Thomas Merton (1915-1968) in The Seven Story Mountain (New York: Harcourt, 1948) 107

The Seven Story Mountain is another one from the list in 25 Books Every Christian Should Read: A Guide to the Essential Spiritual Classics. Here Merton teaches why we should not try to avoid suffering. In short, it “eviscerates all our capacities for good.”

Think about it. Christ embraced rather than avoided suffering. We must have the same attitude. God allows it to stop us in our tracks, to cause our reflection and the changing of directions, often turning from sin and turning to Him. Perhaps you can relate? I know I can.
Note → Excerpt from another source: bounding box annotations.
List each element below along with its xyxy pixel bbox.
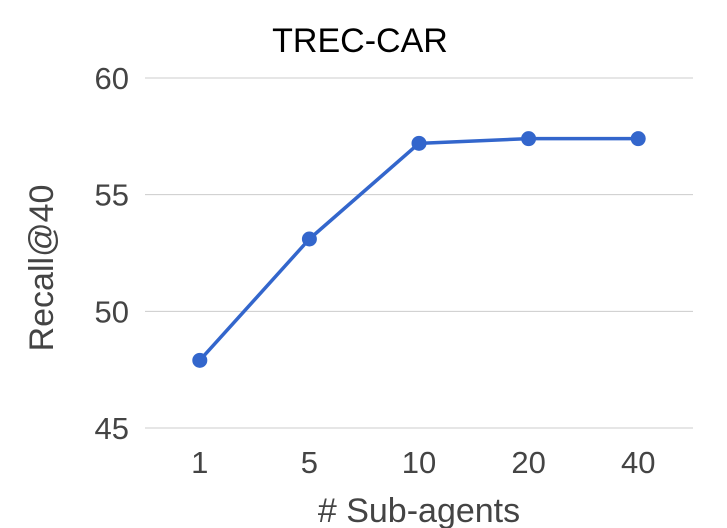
y-tick-label: 60 — [95, 61, 129, 96]
x-tick-label: 20 — [511, 445, 545, 480]
y-tick-label: 50 — [95, 294, 129, 329]
y-axis-ticks: 45 50 55 60 — [95, 61, 129, 446]
x-tick-label: 1 — [191, 445, 208, 480]
x-axis-label: # Sub-agents — [318, 492, 520, 528]
data-point — [192, 352, 208, 368]
x-tick-label: 40 — [621, 445, 655, 480]
gridlines — [145, 77, 693, 429]
series-group — [192, 131, 646, 368]
chart-title: TREC-CAR — [272, 22, 448, 60]
y-tick-label: 55 — [95, 178, 129, 213]
data-point — [630, 131, 646, 147]
x-tick-label: 5 — [301, 445, 318, 480]
x-tick-label: 10 — [402, 445, 436, 480]
data-point — [301, 231, 317, 247]
x-axis-ticks: 1 5 10 20 40 — [191, 445, 655, 480]
y-axis-label: Recall@40 — [23, 185, 61, 352]
data-point — [411, 135, 427, 151]
data-point — [521, 131, 537, 147]
y-tick-label: 45 — [95, 411, 129, 446]
series-line — [198, 136, 640, 363]
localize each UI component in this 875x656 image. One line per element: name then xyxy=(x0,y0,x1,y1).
But notice a related idea today which teaches us what happens when we try to avoid suffering. Merton helps us see that it causes fear to control us. The little possibilities of life consume our attention, which in turn eviscerates all our capacities for good.

So without fear of suffering, let us resolve to live, give, serve, and love generously. Let us not worry about whether we will have enough money or time or energy, but trust God to sustain us. Fear of suffering can hinder our generosity, while the righteous will live by faith.